Im Juni 2006 spielte Rufus Wainwright das berühmte Konzert von Judy Garland vom 23. April 1961 in der New Yorker Carnegie Hall nach. Am selben Ort, Note für Note, begleitet von einem 36köpfigen Orchester. Der gerade als Doppel-CD erschienene Mitschnitt “Rufus Does Judy At Carnegie Hall” ist gewissermaßen die Antithese, der Kontrapunkt zu Wainwrights letztem Studioalbum “Release The Stars”. “I´m so tired of America”, sang er dort über die bleierne Zeit in seinem Land. Die von Wainwright gecoverte Live-LP “Judy At Carnegie Hall” steht für ihn dagegen für das Amerika vor Vietnam, vor Watergate oder dem Irak-Krieg. Sie steht für ein Amerika voller Talent und Kreativität, Freiheit, Toleranz und Lebenslust. Wainwright Jr. erlebte diese Zeit selbst nicht mit. Es gibt aber ein Foto von seinen Eltern, Kate McGarrigle und Loudon Wainwright II, auf dem sie vom Rang der Carnegie Hall aus eben jenes legendäre Judy Garland-Konzert anschauen.

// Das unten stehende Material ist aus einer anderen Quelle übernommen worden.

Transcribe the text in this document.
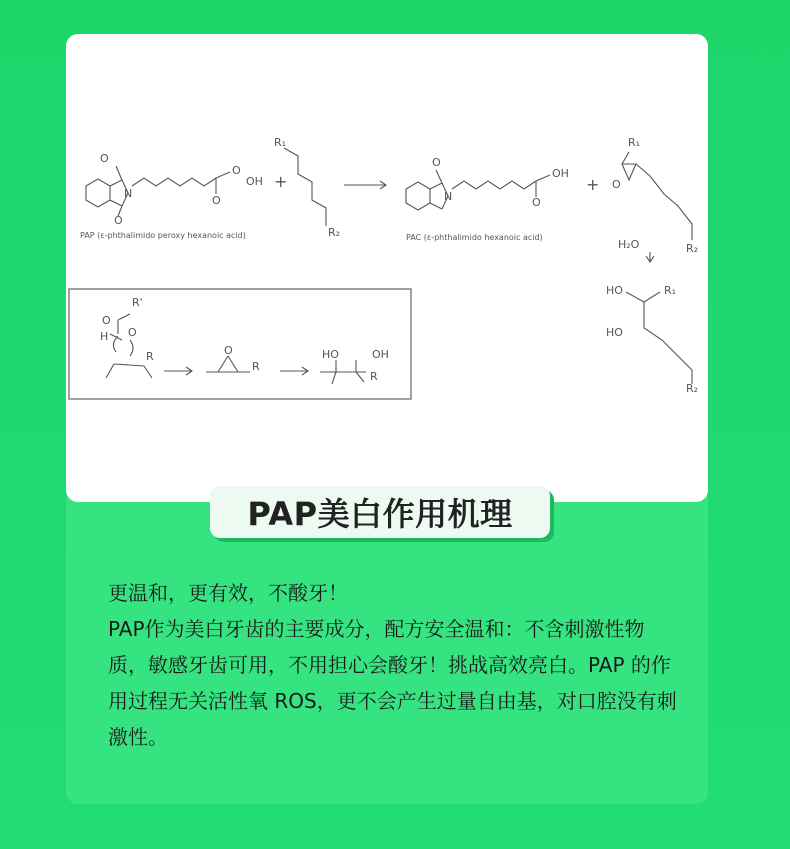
O
O
N
O
O
OH +
R₁
R₂
O
N	O
OH
+
R₁
O
R₂
H₂O
HO	R₁
HO
R₂
R'
O
H O
R	O
R
HO	OH
R
PAP (ε-phthalimido peroxy hexanoic acid)	PAC (ε-phthalimido hexanoic acid)
PAP美白作用机理

更温和，更有效，不酸牙！

PAP作为美白牙齿的主要成分，配方安全温和：不含刺激性物质，敏感牙齿可用，不用担心会酸牙！挑战高效亮白。PAP 的作用过程无关活性氧 ROS，更不会产生过量自由基，对口腔没有刺激性。
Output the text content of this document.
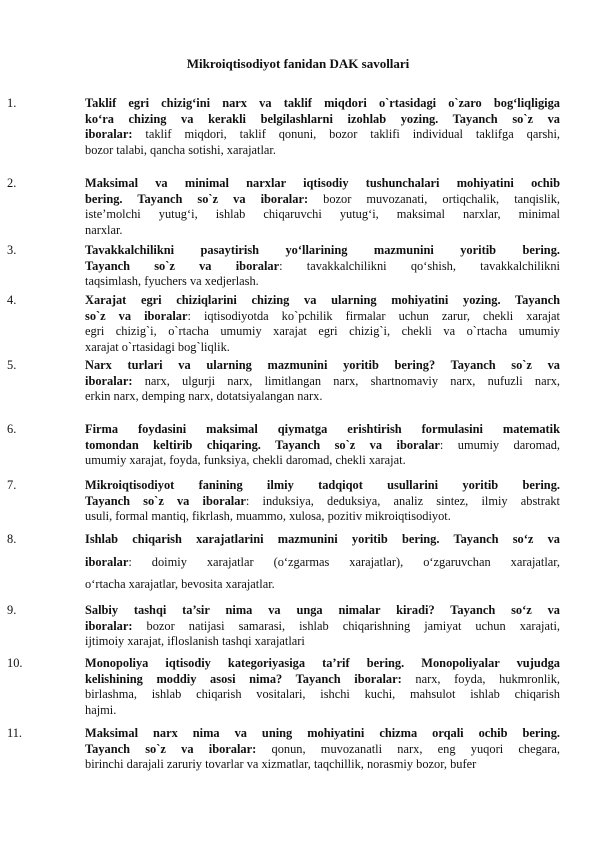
Mikroiqtisodiyot fanidan DAK savollari
1.	Taklif egri chizig‘ini narx va taklif miqdori o`rtasidagi o`zaro bog‘liqligiga
ko‘ra chizing va kerakli belgilashlarni izohlab yozing. Tayanch so`z va
iboralar: taklif miqdori, taklif qonuni, bozor taklifi individual taklifga qarshi,
bozor talabi, qancha sotishi, xarajatlar.
2.	Maksimal va minimal narxlar iqtisodiy tushunchalari mohiyatini ochib
bering. Tayanch so`z va iboralar: bozor muvozanati, ortiqchalik, tanqislik,
iste’molchi yutug‘i, ishlab chiqaruvchi yutug‘i, maksimal narxlar, minimal
narxlar.
3.	Tavakkalchilikni pasaytirish yo‘llarining mazmunini yoritib bering.
Tayanch so`z va iboralar: tavakkalchilikni qo‘shish, tavakkalchilikni
taqsimlash, fyuchers va xedjerlash.
4.	Xarajat egri chiziqlarini chizing va ularning mohiyatini yozing. Tayanch
so`z va iboralar: iqtisodiyotda ko`pchilik firmalar uchun zarur, chekli xarajat
egri chizig`i, o`rtacha umumiy xarajat egri chizig`i, chekli va o`rtacha umumiy
xarajat o`rtasidagi bog`liqlik.
5.	Narx turlari va ularning mazmunini yoritib bering? Tayanch so`z va
iboralar: narx, ulgurji narx, limitlangan narx, shartnomaviy narx, nufuzli narx,
erkin narx, demping narx, dotatsiyalangan narx.
6.	Firma foydasini maksimal qiymatga erishtirish formulasini matematik
tomondan keltirib chiqaring. Tayanch so`z va iboralar: umumiy daromad,
umumiy xarajat, foyda, funksiya, chekli daromad, chekli xarajat.
7.	Mikroiqtisodiyot fanining ilmiy tadqiqot usullarini yoritib bering.
Tayanch so`z va iboralar: induksiya, deduksiya, analiz sintez, ilmiy abstrakt
usuli, formal mantiq, fikrlash, muammo, xulosa, pozitiv mikroiqtisodiyot.
8.	Ishlab chiqarish xarajatlarini mazmunini yoritib bering. Tayanch so‘z va
iboralar: doimiy xarajatlar (o‘zgarmas xarajatlar), o‘zgaruvchan xarajatlar,
o‘rtacha xarajatlar, bevosita xarajatlar.
9.	Salbiy tashqi ta’sir nima va unga nimalar kiradi? Tayanch so‘z va
iboralar: bozor natijasi samarasi, ishlab chiqarishning jamiyat uchun xarajati,
ijtimoiy xarajat, ifloslanish tashqi xarajatlari
10.	Monopoliya iqtisodiy kategoriyasiga ta’rif bering. Monopoliyalar vujudga
kelishining moddiy asosi nima? Tayanch iboralar: narx, foyda, hukmronlik,
birlashma, ishlab chiqarish vositalari, ishchi kuchi, mahsulot ishlab chiqarish
hajmi.
11.	Maksimal narx nima va uning mohiyatini chizma orqali ochib bering.
Tayanch so`z va iboralar: qonun, muvozanatli narx, eng yuqori chegara,
birinchi darajali zaruriy tovarlar va xizmatlar, taqchillik, norasmiy bozor, bufer
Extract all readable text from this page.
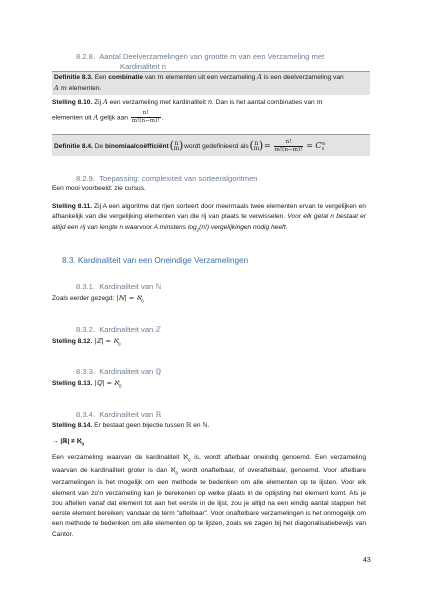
8.2.8. Aantal Deelverzamelingen van grootte m van een Verzameling met
Kardinaliteit n
Definitie 8.3. Een combinatie van m elementen uit een verzameling A is een deelverzameling van
A m elementen.
Stelling 8.10. Zij A een verzameling met kardinaliteit n. Dan is het aantal combinaties van m
elementen uit A gelijk aan $\frac{n!}{m!(n-m)!}$ .
Definitie 8.4. De binomiaalcoëfficiënt ( n
m ) wordt gedefinieerd als ( n
m ) = $\frac{n!}{m!(n-m)!} = C$ m
n
8.2.9. Toepassing: complexiteit van sorteeralgoritmen
Een mooi voorbeeld: zie cursus.
Stelling 8.11. Zij A een algoritme dat rijen sorteert door meermaals twee elementen ervan te vergelijken en afhankelijk van die vergelijking elementen van die rij van plaats te verwisselen. Voor elk getal n bestaat er altijd een rij van lengte n waarvoor A minstens $\log_2(n!)$ vergelijkingen nodig heeft.
8.3. Kardinaliteit van een Oneindige Verzamelingen
8.3.1. Kardinaliteit van ℕ
Zoals eerder gezegd: |ℕ| = ℵ$_0$
8.3.2. Kardinaliteit van ℤ
Stelling 8.12. |ℤ| = ℵ$_0$
8.3.3. Kardinaliteit van ℚ
Stelling 8.13. |ℚ| = ℵ$_0$
8.3.4. Kardinaliteit van ℝ
Stelling 8.14. Er bestaat geen bijectie tussen ℝ en ℕ.
→ |ℝ| ≠ ℵ$_0$
Een verzameling waarvan de kardinaliteit ℵ$_0$ is, wordt aftelbaar oneindig genoemd. Een verzameling waarvan de kardinaliteit groter is dan ℵ$_0$ wordt onaftelbaar, of overaftelbaar, genoemd. Voor aftelbare verzamelingen is het mogelijk om een methode te bedenken om alle elementen op te lijsten. Voor elk element van zo'n verzameling kan je berekenen op welke plaats in de oplijsting het element komt. Als je zou aftellen vanaf dat element tot aan het eerste in de lijst, zou je altijd na een eindig aantal stappen het eerste element bereiken; vandaar de term "aftelbaar". Voor onaftelbare verzamelingen is het onmogelijk om een methode te bedenken om alle elementen op te lijsten, zoals we zagen bij het diagonalisatiebewijs van Cantor.
43
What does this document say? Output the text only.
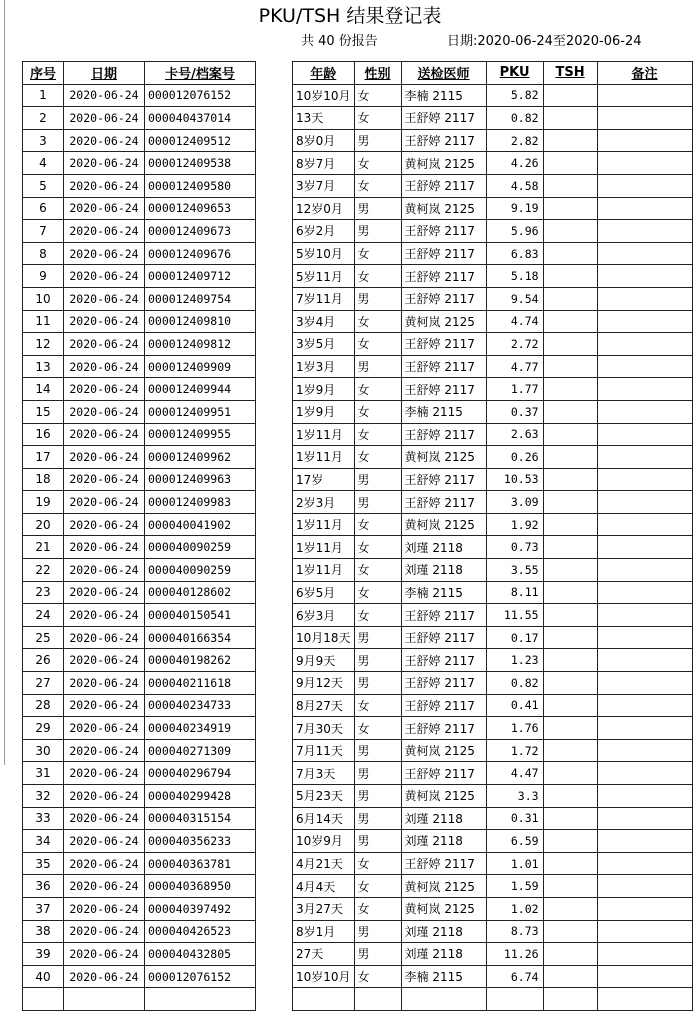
PKU/TSH 结果登记表
共 40 份报告	日期:2020-06-24至2020-06-24
序号	日期	卡号/档案号		年龄	性别	送检医师	PKU	TSH	备注
1	2020-06-24	000012076152		10岁10月	女	李楠 2115	5.82		
2	2020-06-24	000040437014		13天	女	王舒婷 2117	0.82		
3	2020-06-24	000012409512		8岁0月	男	王舒婷 2117	2.82		
4	2020-06-24	000012409538		8岁7月	女	黄柯岚 2125	4.26		
5	2020-06-24	000012409580		3岁7月	女	王舒婷 2117	4.58		
6	2020-06-24	000012409653		12岁0月	男	黄柯岚 2125	9.19		
7	2020-06-24	000012409673		6岁2月	男	王舒婷 2117	5.96		
8	2020-06-24	000012409676		5岁10月	女	王舒婷 2117	6.83		
9	2020-06-24	000012409712		5岁11月	女	王舒婷 2117	5.18		
10	2020-06-24	000012409754		7岁11月	男	王舒婷 2117	9.54		
11	2020-06-24	000012409810		3岁4月	女	黄柯岚 2125	4.74		
12	2020-06-24	000012409812		3岁5月	女	王舒婷 2117	2.72		
13	2020-06-24	000012409909		1岁3月	男	王舒婷 2117	4.77		
14	2020-06-24	000012409944		1岁9月	女	王舒婷 2117	1.77		
15	2020-06-24	000012409951		1岁9月	女	李楠 2115	0.37		
16	2020-06-24	000012409955		1岁11月	女	王舒婷 2117	2.63		
17	2020-06-24	000012409962		1岁11月	女	黄柯岚 2125	0.26		
18	2020-06-24	000012409963		17岁	男	王舒婷 2117	10.53		
19	2020-06-24	000012409983		2岁3月	男	王舒婷 2117	3.09		
20	2020-06-24	000040041902		1岁11月	女	黄柯岚 2125	1.92		
21	2020-06-24	000040090259		1岁11月	女	刘瑾 2118	0.73		
22	2020-06-24	000040090259		1岁11月	女	刘瑾 2118	3.55		
23	2020-06-24	000040128602		6岁5月	女	李楠 2115	8.11		
24	2020-06-24	000040150541		6岁3月	女	王舒婷 2117	11.55		
25	2020-06-24	000040166354		10月18天	男	王舒婷 2117	0.17		
26	2020-06-24	000040198262		9月9天	男	王舒婷 2117	1.23		
27	2020-06-24	000040211618		9月12天	男	王舒婷 2117	0.82		
28	2020-06-24	000040234733		8月27天	女	王舒婷 2117	0.41		
29	2020-06-24	000040234919		7月30天	女	王舒婷 2117	1.76		
30	2020-06-24	000040271309		7月11天	男	黄柯岚 2125	1.72		
31	2020-06-24	000040296794		7月3天	男	王舒婷 2117	4.47		
32	2020-06-24	000040299428		5月23天	男	黄柯岚 2125	3.3		
33	2020-06-24	000040315154		6月14天	男	刘瑾 2118	0.31		
34	2020-06-24	000040356233		10岁9月	男	刘瑾 2118	6.59		
35	2020-06-24	000040363781		4月21天	女	王舒婷 2117	1.01		
36	2020-06-24	000040368950		4月4天	女	黄柯岚 2125	1.59		
37	2020-06-24	000040397492		3月27天	女	黄柯岚 2125	1.02		
38	2020-06-24	000040426523		8岁1月	男	刘瑾 2118	8.73		
39	2020-06-24	000040432805		27天	男	刘瑾 2118	11.26		
40	2020-06-24	000012076152		10岁10月	女	李楠 2115	6.74		
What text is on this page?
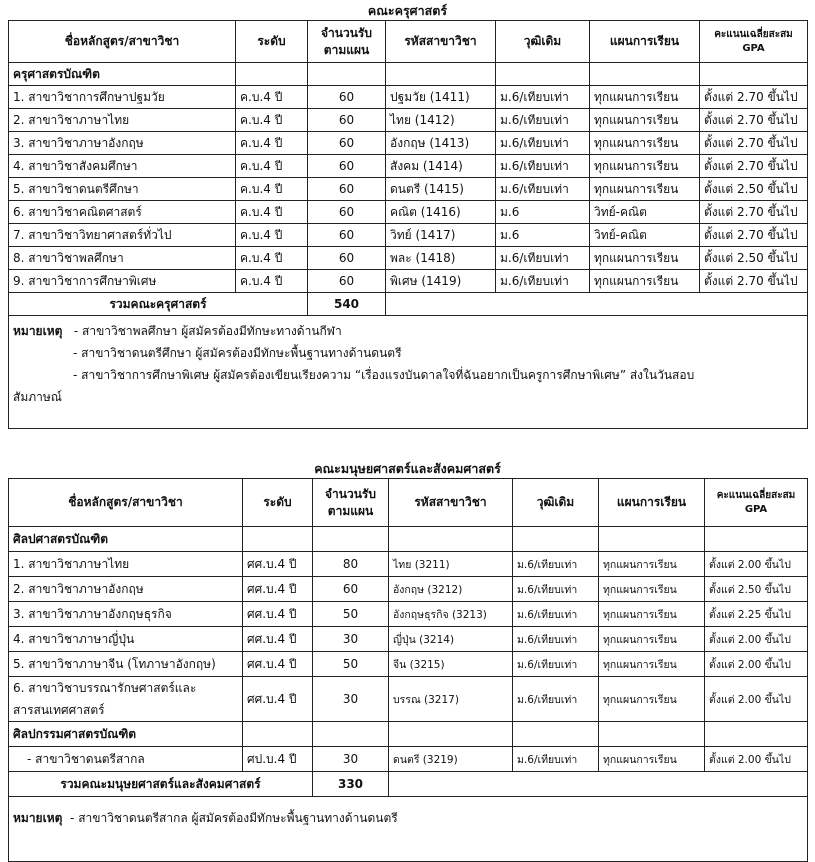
คณะครุศาสตร์
ชื่อหลักสูตร/สาขาวิชา	ระดับ	จำนวนรับตามแผน	รหัสสาขาวิชา	วุฒิเดิม	แผนการเรียน	คะแนนเฉลี่ยสะสม GPA
ครุศาสตรบัณฑิต						
1. สาขาวิชาการศึกษาปฐมวัย	ค.บ.4 ปี	60	ปฐมวัย (1411)	ม.6/เทียบเท่า	ทุกแผนการเรียน	ตั้งแต่ 2.70 ขึ้นไป
2. สาขาวิชาภาษาไทย	ค.บ.4 ปี	60	ไทย (1412)	ม.6/เทียบเท่า	ทุกแผนการเรียน	ตั้งแต่ 2.70 ขึ้นไป
3. สาขาวิชาภาษาอังกฤษ	ค.บ.4 ปี	60	อังกฤษ (1413)	ม.6/เทียบเท่า	ทุกแผนการเรียน	ตั้งแต่ 2.70 ขึ้นไป
4. สาขาวิชาสังคมศึกษา	ค.บ.4 ปี	60	สังคม (1414)	ม.6/เทียบเท่า	ทุกแผนการเรียน	ตั้งแต่ 2.70 ขึ้นไป
5. สาขาวิชาดนตรีศึกษา	ค.บ.4 ปี	60	ดนตรี (1415)	ม.6/เทียบเท่า	ทุกแผนการเรียน	ตั้งแต่ 2.50 ขึ้นไป
6. สาขาวิชาคณิตศาสตร์	ค.บ.4 ปี	60	คณิต (1416)	ม.6	วิทย์-คณิต	ตั้งแต่ 2.70 ขึ้นไป
7. สาขาวิชาวิทยาศาสตร์ทั่วไป	ค.บ.4 ปี	60	วิทย์ (1417)	ม.6	วิทย์-คณิต	ตั้งแต่ 2.70 ขึ้นไป
8. สาขาวิชาพลศึกษา	ค.บ.4 ปี	60	พละ (1418)	ม.6/เทียบเท่า	ทุกแผนการเรียน	ตั้งแต่ 2.50 ขึ้นไป
9. สาขาวิชาการศึกษาพิเศษ	ค.บ.4 ปี	60	พิเศษ (1419)	ม.6/เทียบเท่า	ทุกแผนการเรียน	ตั้งแต่ 2.70 ขึ้นไป
รวมคณะครุศาสตร์		540				

หมายเหตุ - สาขาวิชาพลศึกษา ผู้สมัครต้องมีทักษะทางด้านกีฬา
- สาขาวิชาดนตรีศึกษา ผู้สมัครต้องมีทักษะพื้นฐานทางด้านดนตรี
- สาขาวิชาการศึกษาพิเศษ ผู้สมัครต้องเขียนเรียงความ “เรื่องแรงบันดาลใจที่ฉันอยากเป็นครูการศึกษาพิเศษ” ส่งในวันสอบ
สัมภาษณ์						
คณะมนุษยศาสตร์และสังคมศาสตร์
ชื่อหลักสูตร/สาขาวิชา	ระดับ	จำนวนรับตามแผน	รหัสสาขาวิชา	วุฒิเดิม	แผนการเรียน	คะแนนเฉลี่ยสะสม GPA
ศิลปศาสตรบัณฑิต						
1. สาขาวิชาภาษาไทย	ศศ.บ.4 ปี	80	ไทย (3211)	ม.6/เทียบเท่า	ทุกแผนการเรียน	ตั้งแต่ 2.00 ขึ้นไป
2. สาขาวิชาภาษาอังกฤษ	ศศ.บ.4 ปี	60	อังกฤษ (3212)	ม.6/เทียบเท่า	ทุกแผนการเรียน	ตั้งแต่ 2.50 ขึ้นไป
3. สาขาวิชาภาษาอังกฤษธุรกิจ	ศศ.บ.4 ปี	50	อังกฤษธุรกิจ (3213)	ม.6/เทียบเท่า	ทุกแผนการเรียน	ตั้งแต่ 2.25 ขึ้นไป
4. สาขาวิชาภาษาญี่ปุ่น	ศศ.บ.4 ปี	30	ญี่ปุ่น (3214)	ม.6/เทียบเท่า	ทุกแผนการเรียน	ตั้งแต่ 2.00 ขึ้นไป
5. สาขาวิชาภาษาจีน (โทภาษาอังกฤษ)	ศศ.บ.4 ปี	50	จีน (3215)	ม.6/เทียบเท่า	ทุกแผนการเรียน	ตั้งแต่ 2.00 ขึ้นไป
6. สาขาวิชาบรรณารักษศาสตร์และสารสนเทศศาสตร์	ศศ.บ.4 ปี	30	บรรณ (3217)	ม.6/เทียบเท่า	ทุกแผนการเรียน	ตั้งแต่ 2.00 ขึ้นไป
ศิลปกรรมศาสตรบัณฑิต						
- สาขาวิชาดนตรีสากล	ศป.บ.4 ปี	30	ดนตรี (3219)	ม.6/เทียบเท่า	ทุกแผนการเรียน	ตั้งแต่ 2.00 ขึ้นไป
รวมคณะมนุษยศาสตร์และสังคมศาสตร์		330				

หมายเหตุ - สาขาวิชาดนตรีสากล ผู้สมัครต้องมีทักษะพื้นฐานทางด้านดนตรี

Als Rufus Wainwright aufwuchs, war die Garland-Ära (Cadillacs und glamouröse Jazzclubs, Golfschuhe und “Breakfast At Tiffany´s”) zwar schon vorbei, doch er liebte Garlands Interpretationen des amerikanischen Songbooks mehr als die Folkbewegung seiner Eltern. Stücke wie “Puttin´On The Ritz”, “Come Rain Or Come Shine”, “Stormy Weather” – die Titel der großen Tin Pan-Alley-Komponisten wie Gershwin und Harold Arlen, Richard Rodgers und Lorenz Hart oder Irving Berlin. Als er sich weigerte, Folksongs zu lernen, brachte sie ihm “Over The Rainbow” bei, erinnert sich Kate McGarrigle im Booklet der neuen CD an ihren damals fünf- oder sechsjährigen Sohn. | Wenn es eine Reinkarnation von Judy Garland gibt, dann ist sie Rufus Wainwright. Devot und manchmal augenzwinkernd zelebriert er sein Idol. Mit unbeirrbarer Tenorstimme koloriert der Opernfan das bekannte Material neu. Sein selbstbewusster, unbefangener Umgang damit: mal barock, mal jazzig, mal kokett, mal völlig berauscht zeigt, wie sich Wainwright durch die Höhen und Tiefen seiner Karriere hindurch an dem Material abgearbeitet-, wie sehr er es sich schon lange zu eigen gemacht hat.
Judy Garland ist – wenige wissen das heute – die Mutter aller Barbra Streisands, aller Chers und Madonnas: eine Göttin in der Gay-Community. In der Filmrolle ihres Lebens: Dorothy in “The Wizard of Oz” (1939), verkörpert Garland ein falsch verstandenes Mädchen aus einer Kleinstadt. Garlands Biographen beschreiben das Doppelleben der Diva zwischen Mädchencharme und Drogenexzess. In ihren Songs hört man den Kontrast zwischen Verletzlichkeit und Stärke, sie beschreiben große Einsamkeit und derilierende Liebe. Garlands Jahrhundertsong “Over The Rainbow” wurde zur Hymne, der Regenbogen zum Symbol für Homosexuelle, die sich in den 1950er Jahren mit der Losung “I´m a friend of Dorothy” untereinander zu erkennen gaben. Danach waren Garlands Konzerte der 60er schwul-lesbische Wallfahrtsorte. Mehr als genug Berührungspunkte mit Rufus Wainwright. Garland gewann damals einen Grammy für ihr Konzert.